Грачи прилетели | страница 5



– Одет-то я… Нет, не пойду! – уперся было он на лестнице.

– Да у меня отдельная комната, никого не встретим.

Я отпер дверь и через пустую прихожую мимо кухни провел его к себе, усадил на диван, а сам пошел в чулан, достал валенки-боты. По пути забежал к жене и, коротко сказав о госте, попросил приготовить поесть.

Принес, дал ему теплые носки и заставил переобуться.

Он долго противился, а когда надел, сказал:

– Вот хорошо, а то ноги заколели!

Встал, закозырился, лицо посвежело, глаза улыбались.
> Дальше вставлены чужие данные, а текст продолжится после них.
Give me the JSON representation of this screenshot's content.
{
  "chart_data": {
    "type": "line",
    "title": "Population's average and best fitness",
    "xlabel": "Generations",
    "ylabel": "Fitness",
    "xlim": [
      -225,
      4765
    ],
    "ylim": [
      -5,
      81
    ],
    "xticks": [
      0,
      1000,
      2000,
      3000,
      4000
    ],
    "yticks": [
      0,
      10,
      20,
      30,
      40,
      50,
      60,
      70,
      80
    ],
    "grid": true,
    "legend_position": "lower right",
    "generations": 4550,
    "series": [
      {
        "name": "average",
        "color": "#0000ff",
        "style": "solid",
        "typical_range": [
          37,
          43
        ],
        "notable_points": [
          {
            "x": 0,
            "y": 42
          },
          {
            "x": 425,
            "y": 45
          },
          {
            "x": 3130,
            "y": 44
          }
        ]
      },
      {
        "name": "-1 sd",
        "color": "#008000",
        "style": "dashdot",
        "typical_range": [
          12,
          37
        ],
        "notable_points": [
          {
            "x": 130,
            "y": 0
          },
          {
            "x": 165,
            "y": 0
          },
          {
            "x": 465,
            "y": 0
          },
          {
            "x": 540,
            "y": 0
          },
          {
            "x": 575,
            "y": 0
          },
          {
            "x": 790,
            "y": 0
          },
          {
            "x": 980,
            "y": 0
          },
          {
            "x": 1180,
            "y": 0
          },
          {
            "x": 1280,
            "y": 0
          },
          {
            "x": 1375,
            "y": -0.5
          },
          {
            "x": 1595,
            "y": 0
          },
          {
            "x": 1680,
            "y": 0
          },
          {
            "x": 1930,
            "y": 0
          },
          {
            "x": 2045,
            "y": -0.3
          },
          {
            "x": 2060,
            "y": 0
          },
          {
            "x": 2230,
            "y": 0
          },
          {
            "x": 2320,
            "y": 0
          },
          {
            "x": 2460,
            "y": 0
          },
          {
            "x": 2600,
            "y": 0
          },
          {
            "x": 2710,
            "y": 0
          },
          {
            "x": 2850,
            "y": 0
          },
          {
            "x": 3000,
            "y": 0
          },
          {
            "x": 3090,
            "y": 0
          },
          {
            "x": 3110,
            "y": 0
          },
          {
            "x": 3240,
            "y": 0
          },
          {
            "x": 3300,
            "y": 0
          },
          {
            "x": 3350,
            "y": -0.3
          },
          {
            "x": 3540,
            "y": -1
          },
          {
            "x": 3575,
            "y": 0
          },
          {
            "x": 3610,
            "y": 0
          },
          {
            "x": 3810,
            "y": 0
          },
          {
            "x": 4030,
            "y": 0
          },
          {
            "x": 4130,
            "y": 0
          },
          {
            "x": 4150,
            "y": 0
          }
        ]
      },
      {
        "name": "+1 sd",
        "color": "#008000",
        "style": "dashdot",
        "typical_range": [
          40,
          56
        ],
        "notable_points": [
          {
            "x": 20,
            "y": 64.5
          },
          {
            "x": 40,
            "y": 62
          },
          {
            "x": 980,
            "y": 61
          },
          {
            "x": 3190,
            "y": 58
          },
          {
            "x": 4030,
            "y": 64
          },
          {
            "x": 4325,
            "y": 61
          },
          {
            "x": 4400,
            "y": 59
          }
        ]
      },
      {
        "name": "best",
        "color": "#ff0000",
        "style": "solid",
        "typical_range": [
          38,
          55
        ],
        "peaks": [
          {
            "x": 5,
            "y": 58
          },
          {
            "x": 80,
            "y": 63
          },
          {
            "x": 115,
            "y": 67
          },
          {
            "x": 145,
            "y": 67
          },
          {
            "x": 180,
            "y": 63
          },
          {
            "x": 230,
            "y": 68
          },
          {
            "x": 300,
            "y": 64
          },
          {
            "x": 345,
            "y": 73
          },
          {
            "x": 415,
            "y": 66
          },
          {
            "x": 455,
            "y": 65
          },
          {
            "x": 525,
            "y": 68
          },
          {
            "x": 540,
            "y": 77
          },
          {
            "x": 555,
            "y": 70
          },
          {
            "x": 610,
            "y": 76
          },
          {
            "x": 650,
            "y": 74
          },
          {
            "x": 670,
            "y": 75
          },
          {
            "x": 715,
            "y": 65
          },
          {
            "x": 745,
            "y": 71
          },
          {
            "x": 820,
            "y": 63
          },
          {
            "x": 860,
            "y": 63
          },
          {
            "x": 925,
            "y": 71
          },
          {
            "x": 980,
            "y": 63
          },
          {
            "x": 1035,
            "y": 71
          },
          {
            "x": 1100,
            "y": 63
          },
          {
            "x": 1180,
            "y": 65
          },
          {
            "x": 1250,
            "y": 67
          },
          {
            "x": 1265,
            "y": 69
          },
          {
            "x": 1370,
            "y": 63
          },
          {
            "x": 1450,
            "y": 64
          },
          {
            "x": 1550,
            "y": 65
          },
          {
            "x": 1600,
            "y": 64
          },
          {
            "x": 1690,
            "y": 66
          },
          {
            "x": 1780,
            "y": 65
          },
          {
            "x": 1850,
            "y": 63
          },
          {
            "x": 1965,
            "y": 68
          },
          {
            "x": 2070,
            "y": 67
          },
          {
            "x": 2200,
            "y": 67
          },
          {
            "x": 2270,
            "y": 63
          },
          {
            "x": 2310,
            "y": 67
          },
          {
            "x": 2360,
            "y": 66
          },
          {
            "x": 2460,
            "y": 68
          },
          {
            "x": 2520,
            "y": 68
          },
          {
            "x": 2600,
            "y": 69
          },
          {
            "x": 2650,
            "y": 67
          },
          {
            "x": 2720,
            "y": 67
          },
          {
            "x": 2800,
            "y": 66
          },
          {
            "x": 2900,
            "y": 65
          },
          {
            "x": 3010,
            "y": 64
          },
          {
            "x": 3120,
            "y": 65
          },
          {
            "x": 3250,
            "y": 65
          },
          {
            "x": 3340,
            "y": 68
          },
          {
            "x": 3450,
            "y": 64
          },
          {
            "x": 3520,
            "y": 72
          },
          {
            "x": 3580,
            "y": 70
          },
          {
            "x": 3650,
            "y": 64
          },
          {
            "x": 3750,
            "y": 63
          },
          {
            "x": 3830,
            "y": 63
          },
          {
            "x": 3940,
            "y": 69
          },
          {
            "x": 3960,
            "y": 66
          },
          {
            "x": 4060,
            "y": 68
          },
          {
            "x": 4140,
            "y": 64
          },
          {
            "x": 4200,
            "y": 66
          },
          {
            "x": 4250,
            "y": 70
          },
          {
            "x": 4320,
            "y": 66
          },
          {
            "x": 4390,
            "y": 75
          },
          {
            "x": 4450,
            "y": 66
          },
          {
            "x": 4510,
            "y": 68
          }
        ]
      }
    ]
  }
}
– Ишь ты, теперь хоть куда. Штаны-то еще новые… – и снова сел.

В это время вошла жена – он страшно сконфузился, но только на минуту.

– Алексей Кондратьевич, пойдемте закусить, – пригласила она.

С трудом, дрожащей рукой он поднял стаканчик и как-то медленно втянул в себя его содержимое. А я ему приготовил на ломтике хлеба кусок тертой с сыром селедки в уксусе и с зеленым луком. И прямо в рот сунул:

– Закусывай – трезвиловка!

Он съел и повеселел:

– Вот так закуска!.. А жена ему тем временем другой такой же бутерброд приготовила.

– Не разберу, что такое, а вкусно, – похвалил он.

После второго стаканчика старик помолодел, оживился и даже два биточка съел – аппетит явился после «трезвиловки».

Разговорились. Вспоминали журналы, выставки, художников. Он взял со стола карандаш и спросил бумаги.

– Привык что-нибудь чертить, когда говорю… А то руки мешают.

Я подал ему альбом и карандаш.

Просидел у меня Алексей Кондратьевич часа два. От чая он отказался и просил было пива, но угостили его все-таки чаем с домашней наливкой, от которой он в восторг пришел.

Я предложил Алексею Кондратьевичу отдохнуть на диване и заставил его надеть мой охотничий длинный пиджак из бобрика. И хотя трудно его было уговорить, он все-таки надел, и когда я провожал старика, то был уверен, что ему в обшитых кожей валенках и в этом пиджаке и при его летнем пальто холодно не будет. В карман ему я незаметно сунул серебра.

Жена, провожая его, просила заходить не стесняясь, когда угодно. Он радостно обещал, но ни разу не зашел, – и никогда больше я его не встречал, слышал только, что старик окончательно отрущобился и никуда не показывается.

Я его видел только три раза и все три раза в конце марта, когда грачи прилетают и гнезда вьют…

В моем альбоме он нарисовал весну… избушку… лужу… и грачей…

И вспоминаю я этого большого художника и милого моему сердцу человека каждую весну – когда грачи прилетают.